Mellor was born in Canterbury where according to an interview in 2004, he had a privileged upbringing, where he lived in various stately homes that his grandparents owned. He was one of the first of 68 students to study at Carey Baptist Grammar School, matriculating in 1933 (known as a Founding Scholar at Carey).

Upon completing secondary school, Mellor was offered a role as a messenger at the stockbroking firm, J.B. Were & Sons. He would remain in that role until 1941 when he enlisted in the Australian Army.

However, during the war years, he served in the Second Australian Imperial Force (AIF) as a Lieutenant and field-gunner in the New Guinea Campaign until he was decommissioned in 1946.

After this period of service, Mellor continued his pre-war career and immediately founded his own stockbroking firm. By 1949, he was elected to the Committee of the Stock Exchange in Melbourne. In this capacity, he would be promoted to Chairman by 1960 and worked with the ANZ Bank. During the 1960s, he had a close working relationship with both Sir Robert Menzies and Harold Holt. Mellor would later become the Chairman of the Australian Associated Stock Exchanges (AASE), the precursor to the Australian Securities Exchange (ASX) in the late 1960s.
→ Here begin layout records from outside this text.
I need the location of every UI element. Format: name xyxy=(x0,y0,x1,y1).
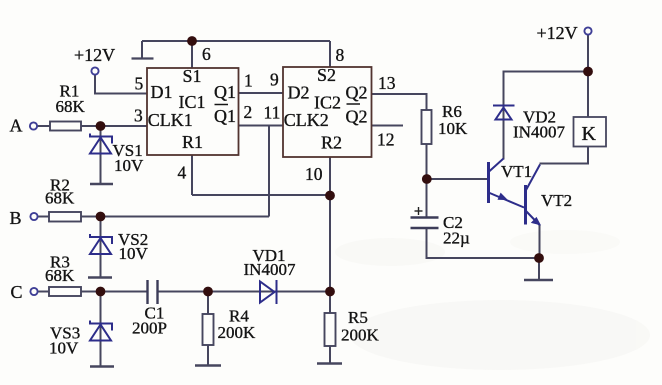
wire R6 bottom xyxy=(426,144,428,179)
svg-text:VT1: VT1 xyxy=(501,162,532,181)
wire relay bottom to VT2 collector xyxy=(540,147,589,164)
wire R1 to CLK1 pin3 xyxy=(81,125,147,127)
resistor R2 68K xyxy=(49,212,81,222)
resistor R5 200K xyxy=(325,313,336,346)
IC2 box xyxy=(283,67,372,157)
svg-text:R5: R5 xyxy=(348,308,368,327)
svg-text:S1: S1 xyxy=(183,66,202,86)
wire +12V right terminal lead xyxy=(587,35,589,72)
node emitter/C2/ground xyxy=(534,253,544,263)
svg-text:A: A xyxy=(10,116,23,136)
diode VD2 IN4007 xyxy=(496,108,512,120)
svg-text:200P: 200P xyxy=(132,319,167,338)
wire reset node down to VD1 cathode xyxy=(329,196,331,292)
terminal +12V left xyxy=(91,67,98,74)
ground R5 xyxy=(317,362,342,364)
wire VS3 top lead xyxy=(100,292,102,341)
svg-text:4: 4 xyxy=(178,163,187,183)
svg-text:Q2: Q2 xyxy=(346,83,368,103)
wire C input to R3 xyxy=(38,291,49,293)
svg-text:13: 13 xyxy=(378,73,396,93)
svg-text:+12V: +12V xyxy=(537,23,578,43)
transistor VT2 xyxy=(526,165,542,226)
wire R5 top lead xyxy=(329,292,331,314)
wire top rail S1-S2 xyxy=(142,40,330,42)
svg-text:11: 11 xyxy=(264,103,281,123)
wire VS2 bottom lead xyxy=(100,238,102,278)
node S rail junction xyxy=(187,36,197,46)
svg-text:B: B xyxy=(10,208,22,228)
svg-text:200K: 200K xyxy=(218,323,257,342)
svg-text:Q2: Q2 xyxy=(346,107,368,127)
wire VD2 cathode to +12V rail xyxy=(504,72,589,121)
wire Q1 pin1 to D2 pin9 xyxy=(239,92,284,94)
svg-text:10K: 10K xyxy=(438,119,468,138)
svg-text:R1: R1 xyxy=(182,132,203,152)
ground plate at rail left end xyxy=(141,41,143,58)
svg-text:+12V: +12V xyxy=(74,45,115,65)
node pin4/pin10 xyxy=(325,191,335,201)
wire R4 bottom lead xyxy=(207,345,209,365)
transistor VT1 xyxy=(489,159,525,208)
svg-text:K: K xyxy=(582,123,597,145)
svg-text:22µ: 22µ xyxy=(443,229,470,248)
ground R4 xyxy=(195,364,221,366)
zener VS3 xyxy=(90,321,112,331)
svg-text:D1: D1 xyxy=(151,82,173,102)
svg-text:IN4007: IN4007 xyxy=(244,260,296,279)
IC1 box xyxy=(147,68,239,155)
wire B input to R2 xyxy=(38,216,49,218)
wire net11 vertical to B line xyxy=(268,126,270,217)
ground VS2 xyxy=(88,276,112,278)
svg-text:1: 1 xyxy=(244,71,253,91)
wire VS1 bottom lead xyxy=(100,137,102,184)
wire A input to R1 xyxy=(38,125,51,127)
ground VS3 xyxy=(90,365,114,367)
svg-text:VT2: VT2 xyxy=(541,191,572,210)
svg-text:2: 2 xyxy=(244,102,253,122)
wire VD2 anode to VT1 collector xyxy=(503,107,505,160)
wire C2 bottom lead xyxy=(427,228,540,258)
wire R3 to C1 xyxy=(81,291,148,293)
svg-text:5: 5 xyxy=(135,74,144,94)
ground VS1 xyxy=(90,183,113,185)
svg-text:C: C xyxy=(11,282,23,302)
wire pin8 stub xyxy=(329,41,331,67)
svg-text:6: 6 xyxy=(202,44,211,64)
svg-text:9: 9 xyxy=(270,70,279,90)
node +12V/relay/VD2 xyxy=(583,67,593,77)
wire R4 top lead xyxy=(207,292,209,315)
op IC2 Q2bar overline xyxy=(347,103,361,105)
wire pin4 R1 down xyxy=(191,155,193,195)
terminal A xyxy=(30,122,37,129)
resistor R3 68K xyxy=(49,287,81,296)
watermark smudge xyxy=(335,230,650,370)
svg-text:IC1: IC1 xyxy=(179,92,206,112)
svg-text:10V: 10V xyxy=(119,244,149,263)
svg-text:10V: 10V xyxy=(49,339,79,358)
svg-text:200K: 200K xyxy=(341,326,380,345)
svg-text:D2: D2 xyxy=(288,83,310,103)
resistor R4 200K xyxy=(203,314,214,345)
wire VS1 top lead xyxy=(100,126,102,154)
node C1/R4 xyxy=(203,287,213,297)
node B/VS2 xyxy=(96,212,106,222)
wire C1 to VD1 anode xyxy=(158,291,331,293)
wire +12V left to pin5 D1 xyxy=(95,75,147,94)
resistor R6 10K xyxy=(422,110,432,144)
ground VT2 emitter xyxy=(524,279,553,281)
op IC1 Q1bar overline xyxy=(215,104,229,106)
node C/VS3 xyxy=(96,287,106,297)
wire C2 top lead xyxy=(426,179,428,218)
resistor R1 68K xyxy=(50,122,81,131)
wire pin13 Q2 to R6 xyxy=(372,94,427,110)
wire R5 bottom lead xyxy=(329,346,331,363)
wire base node to VT1 xyxy=(427,178,488,180)
node VD1/R5 xyxy=(325,287,335,297)
wire emitter ground stem xyxy=(538,258,540,280)
svg-text:CLK2: CLK2 xyxy=(284,110,329,130)
svg-text:Q1: Q1 xyxy=(214,106,236,126)
terminal C xyxy=(30,288,37,295)
capacitor C2 plates xyxy=(411,218,439,229)
wire relay top lead xyxy=(587,72,589,118)
svg-text:Q1: Q1 xyxy=(214,82,236,102)
svg-text:8: 8 xyxy=(336,45,345,65)
capacitor C2 plus sign xyxy=(415,207,423,215)
capacitor C1 plates xyxy=(148,280,158,304)
wire VT2 emitter down xyxy=(539,225,541,258)
svg-text:68K: 68K xyxy=(45,266,75,285)
svg-text:12: 12 xyxy=(377,130,395,150)
diode VD1 IN4007 xyxy=(260,282,275,303)
relay K box xyxy=(574,117,607,147)
wire Q1bar pin2 to CLK2 pin11 xyxy=(239,125,284,127)
svg-text:R2: R2 xyxy=(321,133,342,153)
svg-text:10: 10 xyxy=(305,164,323,184)
terminal B xyxy=(30,213,37,220)
node R6/C2/base xyxy=(422,174,432,184)
wire pin4 to pin10 rail xyxy=(192,194,330,196)
zener VS1 xyxy=(90,134,112,144)
wire pin6 stub xyxy=(191,41,193,68)
terminal +12V right xyxy=(584,27,591,34)
wire pin10 stub xyxy=(329,157,331,196)
svg-text:68K: 68K xyxy=(45,189,75,208)
wire VS2 top lead xyxy=(100,217,102,255)
zener VS2 xyxy=(90,234,112,244)
svg-text:68K: 68K xyxy=(56,97,86,116)
svg-text:IN4007: IN4007 xyxy=(513,123,565,142)
svg-text:3: 3 xyxy=(134,106,143,126)
svg-text:10V: 10V xyxy=(114,156,144,175)
wire R2 to net11 xyxy=(81,216,269,218)
svg-text:S2: S2 xyxy=(317,65,336,85)
wire VS3 bottom lead xyxy=(100,324,102,366)
node A/VS1 xyxy=(96,121,106,131)
wire pin12 stub xyxy=(372,125,404,127)
svg-text:CLK1: CLK1 xyxy=(148,110,193,130)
For his work in the financial sector, Mellor was awarded the Commander of the Order of the British Empire (CBE) in the Queen’s 1966 Birthday Honours List.

Outside of his work, Mellor would volunteer extensively at his former school, Carey, in a variety of capacities before his death. This included joining the School Council (board) and representing the Old Carey Grammarians Association (OCGA) for over 40 years. He would later become President of the School Council from 1972 to 1981. His later years led him to become the honorary archivist as well as being bestowed the ‘Carey Medal’ in 1999 and the Mellor Museum on the school campus being named in his honour for his services to the school community. In addition to this, Mellor was also a member of the Baptist Church, and practised his faith at Canterbury Baptist Church for many years.

Mellor eventually died at the age of 95 in Kew in 2011.